«Ogni erbaccia si eleva nella sua integrità / col suo modo altro di essere, non chiede pietà / col suo modo altro di essere noi / dimenticati di noi».
Piante che nascono nel posto sbagliato o erbe vagabonde? Comunque le si voglia definire le erbacce fanno parte del nostro paesaggio quotidiano. Ci parlano, ci interrogano, raccontano di noi molto di più di quello che crediamo. Possiamo provare a sottovalutarle, a ignorarle, a tentare di sradicarle, eppure loro sapranno sopravvivere, prendendo posto in prima fila nella nostra vita, diventando metafora di noi stessi.
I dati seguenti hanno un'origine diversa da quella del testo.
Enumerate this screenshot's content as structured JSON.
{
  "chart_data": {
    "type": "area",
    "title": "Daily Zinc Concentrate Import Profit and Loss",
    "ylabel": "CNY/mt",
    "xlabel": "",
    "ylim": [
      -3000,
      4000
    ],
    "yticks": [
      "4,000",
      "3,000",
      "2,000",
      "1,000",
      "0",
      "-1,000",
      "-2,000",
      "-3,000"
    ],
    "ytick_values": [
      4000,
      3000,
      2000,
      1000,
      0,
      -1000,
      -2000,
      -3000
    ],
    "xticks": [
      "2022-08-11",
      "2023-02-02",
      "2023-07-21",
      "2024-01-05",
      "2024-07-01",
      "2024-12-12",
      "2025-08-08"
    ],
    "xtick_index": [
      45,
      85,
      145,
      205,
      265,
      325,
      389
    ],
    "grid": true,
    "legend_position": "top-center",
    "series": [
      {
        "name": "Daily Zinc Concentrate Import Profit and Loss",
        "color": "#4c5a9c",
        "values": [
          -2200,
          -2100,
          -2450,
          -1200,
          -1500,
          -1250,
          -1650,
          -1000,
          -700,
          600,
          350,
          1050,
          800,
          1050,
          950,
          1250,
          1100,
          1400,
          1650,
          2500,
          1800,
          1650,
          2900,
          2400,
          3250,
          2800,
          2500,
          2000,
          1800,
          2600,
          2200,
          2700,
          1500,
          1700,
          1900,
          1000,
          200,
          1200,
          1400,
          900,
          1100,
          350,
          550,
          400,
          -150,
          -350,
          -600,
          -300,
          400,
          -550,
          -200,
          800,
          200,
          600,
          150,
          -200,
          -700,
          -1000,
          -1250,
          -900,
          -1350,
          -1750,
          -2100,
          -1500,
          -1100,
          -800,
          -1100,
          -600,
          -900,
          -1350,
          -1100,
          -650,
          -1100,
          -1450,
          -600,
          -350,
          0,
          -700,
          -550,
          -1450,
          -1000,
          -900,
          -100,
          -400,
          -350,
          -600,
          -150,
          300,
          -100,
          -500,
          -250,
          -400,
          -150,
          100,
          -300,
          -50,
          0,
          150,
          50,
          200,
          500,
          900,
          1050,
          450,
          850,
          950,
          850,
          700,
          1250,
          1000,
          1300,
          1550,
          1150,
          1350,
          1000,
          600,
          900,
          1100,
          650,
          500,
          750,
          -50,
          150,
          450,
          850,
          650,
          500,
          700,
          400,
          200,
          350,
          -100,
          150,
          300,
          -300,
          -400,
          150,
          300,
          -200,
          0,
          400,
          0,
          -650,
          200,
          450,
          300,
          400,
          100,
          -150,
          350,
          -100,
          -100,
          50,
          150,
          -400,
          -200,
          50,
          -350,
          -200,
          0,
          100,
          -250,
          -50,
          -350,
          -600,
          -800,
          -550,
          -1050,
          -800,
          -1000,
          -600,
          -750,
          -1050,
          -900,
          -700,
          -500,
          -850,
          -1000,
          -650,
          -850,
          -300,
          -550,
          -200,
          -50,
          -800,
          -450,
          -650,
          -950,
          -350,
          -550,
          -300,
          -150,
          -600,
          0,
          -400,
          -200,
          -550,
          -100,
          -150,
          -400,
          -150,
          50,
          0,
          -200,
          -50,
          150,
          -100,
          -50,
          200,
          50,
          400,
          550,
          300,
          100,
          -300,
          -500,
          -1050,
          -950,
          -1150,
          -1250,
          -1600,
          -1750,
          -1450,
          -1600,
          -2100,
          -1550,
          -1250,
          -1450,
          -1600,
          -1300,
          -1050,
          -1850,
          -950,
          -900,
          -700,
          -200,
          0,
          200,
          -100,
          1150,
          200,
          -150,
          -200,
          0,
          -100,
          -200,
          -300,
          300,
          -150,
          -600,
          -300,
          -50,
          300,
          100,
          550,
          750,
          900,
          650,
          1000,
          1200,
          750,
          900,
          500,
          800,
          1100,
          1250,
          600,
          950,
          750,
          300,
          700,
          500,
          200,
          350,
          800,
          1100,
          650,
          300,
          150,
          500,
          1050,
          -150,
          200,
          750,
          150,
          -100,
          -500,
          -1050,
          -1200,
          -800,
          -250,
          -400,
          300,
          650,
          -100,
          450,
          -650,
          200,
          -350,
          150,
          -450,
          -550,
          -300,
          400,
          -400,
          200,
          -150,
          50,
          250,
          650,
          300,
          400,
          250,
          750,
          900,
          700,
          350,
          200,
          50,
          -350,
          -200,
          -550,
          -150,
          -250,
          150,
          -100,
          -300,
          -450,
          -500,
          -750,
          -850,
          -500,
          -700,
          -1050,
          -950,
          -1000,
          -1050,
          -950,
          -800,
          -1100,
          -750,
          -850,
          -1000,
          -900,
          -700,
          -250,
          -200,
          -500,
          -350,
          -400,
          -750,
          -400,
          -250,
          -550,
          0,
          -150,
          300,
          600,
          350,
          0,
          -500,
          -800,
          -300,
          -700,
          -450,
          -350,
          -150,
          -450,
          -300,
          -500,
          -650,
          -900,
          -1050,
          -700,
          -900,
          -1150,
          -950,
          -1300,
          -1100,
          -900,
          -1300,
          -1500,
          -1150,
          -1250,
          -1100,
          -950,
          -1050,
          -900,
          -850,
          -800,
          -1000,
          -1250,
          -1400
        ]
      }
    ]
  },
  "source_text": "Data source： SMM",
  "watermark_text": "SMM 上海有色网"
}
Con curiosità, un sorriso indulgente e qualche robusto innesto di ironia questo libro osserva le malerbe da un punto di vista inconsueto. Vi compare un’umanità varia fatta di giardinieri frustrati, contadini-monaci, matti che profetizzano, papi poeti e psichiatri disadattati. Tutti testimoni, in fondo, di come le erbacce – quella sconsiderata bizzarria della natura – abbiano una loro ragione di essere, una loro dignità, e di come, quasi sempre, l’infestante da debellare, il vero nemico, non sia fuori ma dentro di noi.